Un arrêté sera signé la semaine prochaine pour abaisser les valeurs limites acceptables de chlordécone, un insecticide cancérogène longtemps utilisé en Guadeloupe et Martinique.

Utilisé jusqu'en 1993 aux Antilles par les producteurs de bananes, le chlordécone, insecticide cancérogène et perturbateur endocrinien, est toujours présent dans les sols où il peut persister environ 600 ans et peut se retrouver notamment dans certaines denrées d'origine végétale ou animale ainsi que dans certains captages d'eau. 
                  
Ce décret "garantira un haut niveau de protection sanitaire pour les consommateurs", a indiqué le ministre, répondant à la députée Laurence Vanceunebrock-Mialon (LREM), lors d'une audition devant la délégation des Outre-mer de l'Assemblée nationale.               
Une association guadeloupéenne avait déposé un recours fin juin 2018 devant le tribunal administratif de Paris pour demander l'abrogation d'un arrêté de 2008 fixant des limites autorisées de résidus (LMR) de chlordécone dans les produits alimentaires, trop hautes, selon elle. 
                  
"Pour les fruits et légumes, il y a déjà des catégories très claires de légumes qui fixent le chlordécone, et sont donc impropres à la consommation", sur les terrains contaminés, a rappelé le ministre.

Chloredécone: Risque et conséquences sur un appel à projet

Lien entre chlordécone et cancer de la prostate : bientôt un appel à projet

Un appel à projet sera lancé au premier semestre 2019 pour mettre en place une étude sur le lien entre exposition au chlordécone, un insecticide cancérogène très utilisé aux Antilles, et survenue d'un cancer de la prostate, a annoncé mardi le gouvernement.
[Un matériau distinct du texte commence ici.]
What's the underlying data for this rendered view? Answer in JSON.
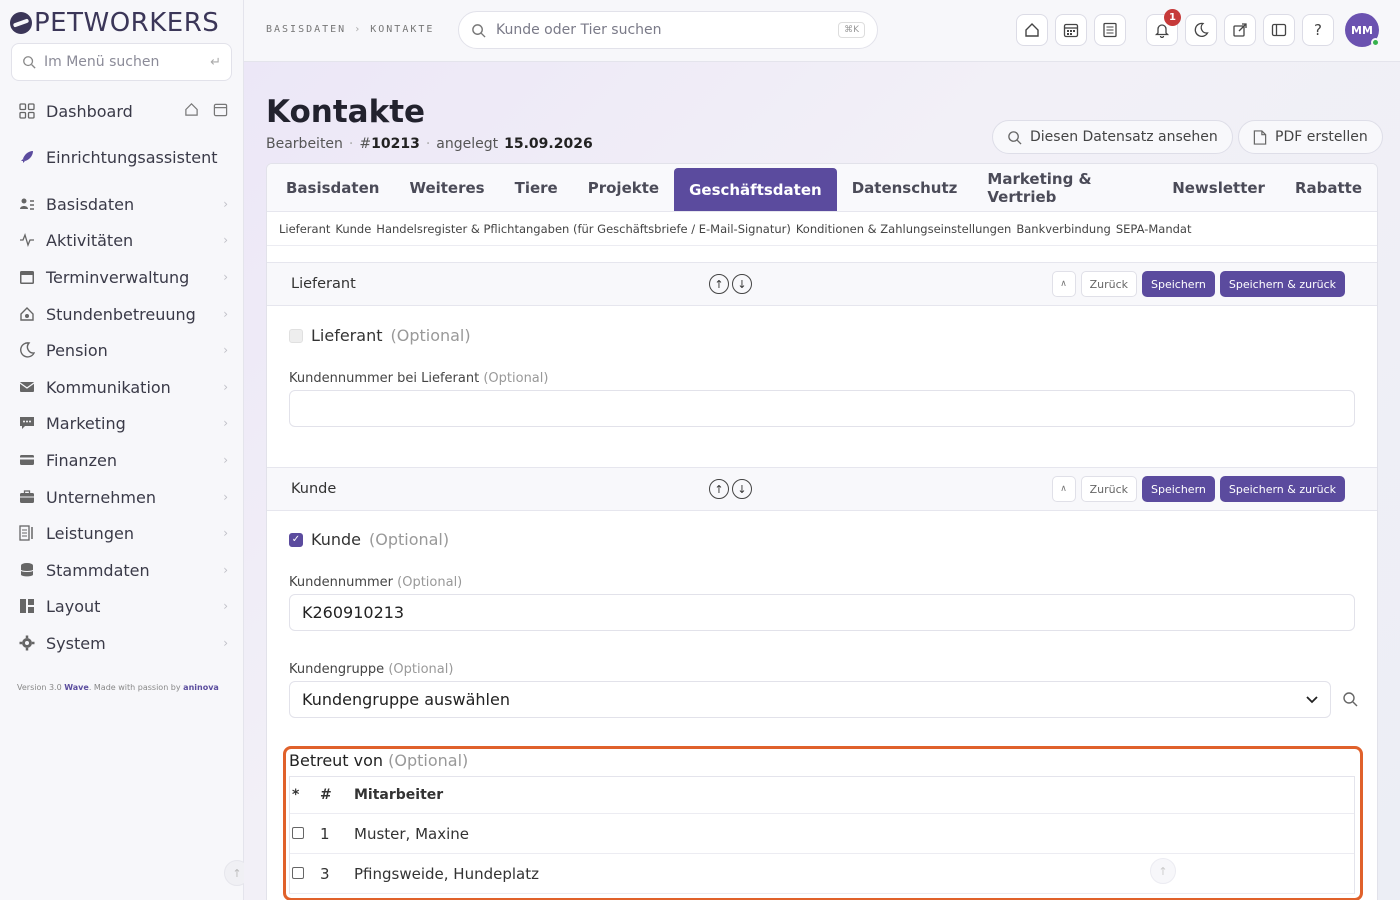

Interrogée au Sénat par le sénateur Dominique Théophile notamment sur les études "encore trop peu nombreuses" sur le lien entre le pesticide et le cancer de la prostate, la secrétaire d'État auprès de la ministre de la Santé Christelle Dubos a expliqué que l'Institut national du Cancer avait été saisi en avril 2018 afin de "mettre en place une étude pour répondre à la question du lien" entre exposition au chlordécone et cancer de la prostate et "d'organiser le lancement d'un appel à projet".
    

Des propositions en cours d'analyse

Les propositions de l'Institut, rendues en décembre 2018 sont "en cours d'analyse" et "un appel à projet sera lancé au cours du premier semestre 2019". Concernant la reconnaissance des maladies professionnelles en lien avec le cancer de la prostate et l'exposition au chlordécone, elle a également annoncé que des travaux d'expertise de l'Inserm et de l'Anses sur "le cancer de la prostate et son lien avec l'exposition au pesticide" seraient "versés à l'instruction des commissions en charge de la création des tableaux de maladies dans le courant du premier semestre 2019". "Il convient d'attendre la fin du second semestre 2019 pour voir aboutir la procédure", a-t-elle précisé.


La "responsabilité de l'Etat"

Lors de son déplacement aux Antilles fin septembre, Emmanuel Macron avait annoncé que l'État devait "prendre sa part de responsabilité" dans la pollution au chlordécone. Il avait alors dit que "l'état des connaissances scientifiques" ne permettait pas de "certifier" la dangerosité de la molécule pour la santé humaine, bien que l'on "présume le lien avec les naissances prématurées, les retards de développement cérébral et d'autres pathologies".


Mais il avait annoncé "la procédure d'ouverture du registre des maladies professionnelles" pour les personnes particulièrement exposées au chlordécone. Utilisé jusqu'en 1993 aux Antilles par les producteurs de bananes, l'insecticide est toujours présent dans les sols où il peut persister environ 600 ans.